Kejaksaan Negeri (Kejari) Nganjuk mengunjungi Pondok Pesantren (Ponpes) Al Ubaidah, Kertosono, Nganjuk, Jawa Timur pada Kamis (17/11). Pada kunjungan tersebut, Kepala Kejari Nganjuk Nophy Tennophero Suoth menyosialisasikan program Jamaah Sae, pada ratusan santri milenial.
Menurutnya, program Jamaah Sae memiliki arti Jaksa Mucal Bab Hukum Dateng Santri Milenial, yang artinya jaksa mengajar tentang hukum kepada santri milenial, “Program ini sebenarnya program dari Kejaksaan Agung, berupa jaksa masuk pesantren untuk menyosialisasikan hukum. Namun kami memperhatikan karakteristik lokal menjadi Jamaah Sae, di mana Kejaksaan Agung berbagi pengetahuan hukum kepada para santri milenial,” ujar Nophy.
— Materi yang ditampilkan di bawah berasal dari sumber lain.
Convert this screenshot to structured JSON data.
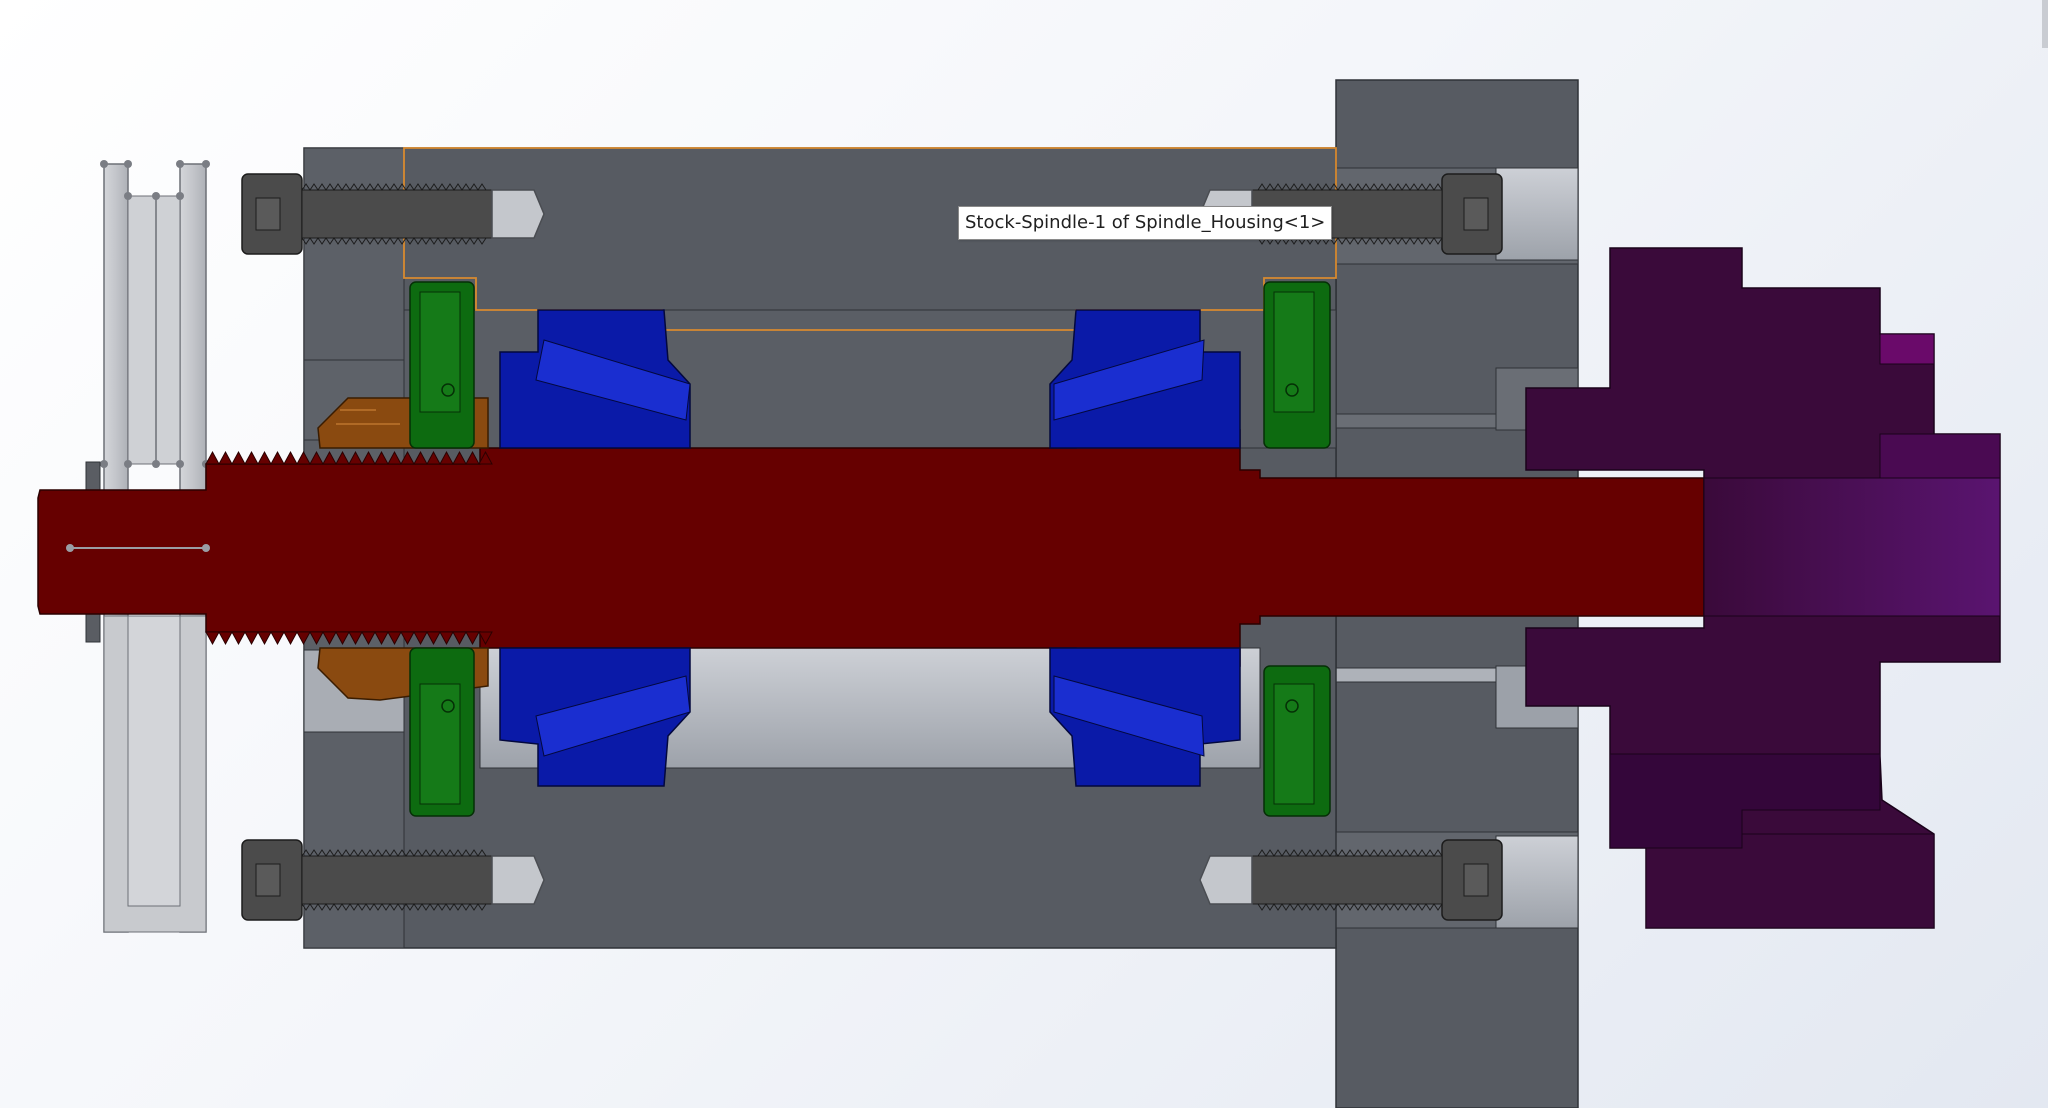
{
  "tooltip": {
    "text": "Stock-Spindle-1 of Spindle_Housing<1>"
  },
  "components": [
    {
      "name": "pulley",
      "color": "#c7c9ce"
    },
    {
      "name": "spindle-housing",
      "color": "#575b62"
    },
    {
      "name": "mounting-plate",
      "color": "#575b62"
    },
    {
      "name": "stock-spindle",
      "color": "#660000"
    },
    {
      "name": "spindle-nut",
      "color": "#8a4a10"
    },
    {
      "name": "tapered-roller-bearing",
      "color": "#0a1aa8"
    },
    {
      "name": "seal",
      "color": "#0d6b10"
    },
    {
      "name": "socket-head-cap-screw",
      "color": "#4b4b4b"
    },
    {
      "name": "chuck-backplate",
      "color": "#3a0a3a"
    },
    {
      "name": "chuck-body",
      "color": "#4b0a60"
    }
  ],
  "colors": {
    "background_top": "#ffffff",
    "background_bottom": "#e3e8f1",
    "housing": "#575b62",
    "spindle": "#660000",
    "bearing": "#0a1aa8",
    "seal": "#0d6b10",
    "nut": "#8a4a10",
    "chuck": "#3a0a3a",
    "selection_outline": "#d88a30"
  }
}
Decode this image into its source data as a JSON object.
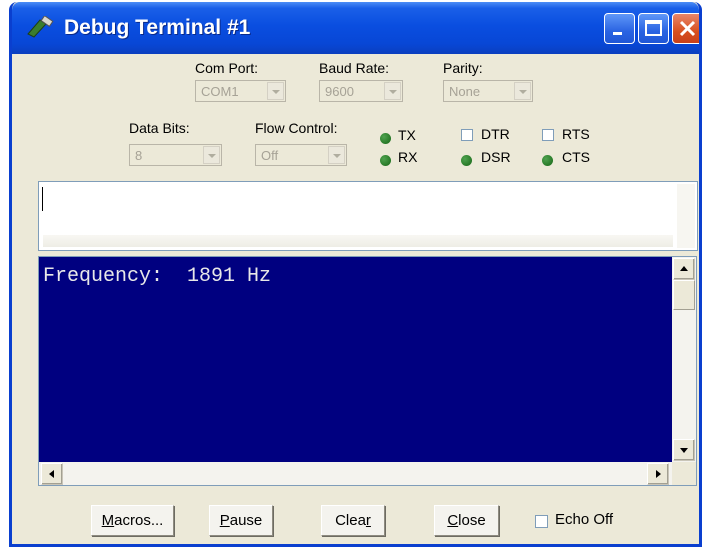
{
  "window": {
    "title": "Debug Terminal #1"
  },
  "titlebar_buttons": {
    "minimize_icon": "minimize-icon",
    "maximize_icon": "maximize-icon",
    "close_icon": "close-icon"
  },
  "settings": {
    "com_port": {
      "label": "Com Port:",
      "value": "COM1"
    },
    "baud_rate": {
      "label": "Baud Rate:",
      "value": "9600"
    },
    "parity": {
      "label": "Parity:",
      "value": "None"
    },
    "data_bits": {
      "label": "Data Bits:",
      "value": "8"
    },
    "flow_control": {
      "label": "Flow Control:",
      "value": "Off"
    }
  },
  "indicators": {
    "tx": "TX",
    "rx": "RX",
    "dsr": "DSR",
    "cts": "CTS",
    "dtr": "DTR",
    "rts": "RTS",
    "led_color": "#2e8b2e"
  },
  "output": {
    "line1": "Frequency:  1891 Hz",
    "background": "#000080"
  },
  "buttons": {
    "macros_pre": "",
    "macros_u": "M",
    "macros_post": "acros...",
    "pause_u": "P",
    "pause_post": "ause",
    "clear_pre": "Clea",
    "clear_u": "r",
    "close_u": "C",
    "close_post": "lose",
    "echo_off": "Echo Off"
  }
}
Ia mengatakan, dengan adanya Jamaah Sae pihak Kejari bisa menjangkau kalangan pesantren untuk sosialisasi hukum, “Selama ini kami hanya menyasar sekolah-sekolah formal. Di lokal Nganjuk, kami melihat jumlah pondok-pondok pesantren sangat banyak mendorong kami untuk memberi penyuluhan hukum,” imbuhnya.
Kejari Nganjuk, menurutnya terus menyosialisasikan “Kenali Hukum Hindari Hukum” agar masyarakat benar-benar jauh dari pelanggaran hukum, “Anggota masyarakat kena hukuman, karena tidak tahu. Maka bila kenal hukum, maka ia akan menjauhi karena ada akibatnya,” pungkasnya.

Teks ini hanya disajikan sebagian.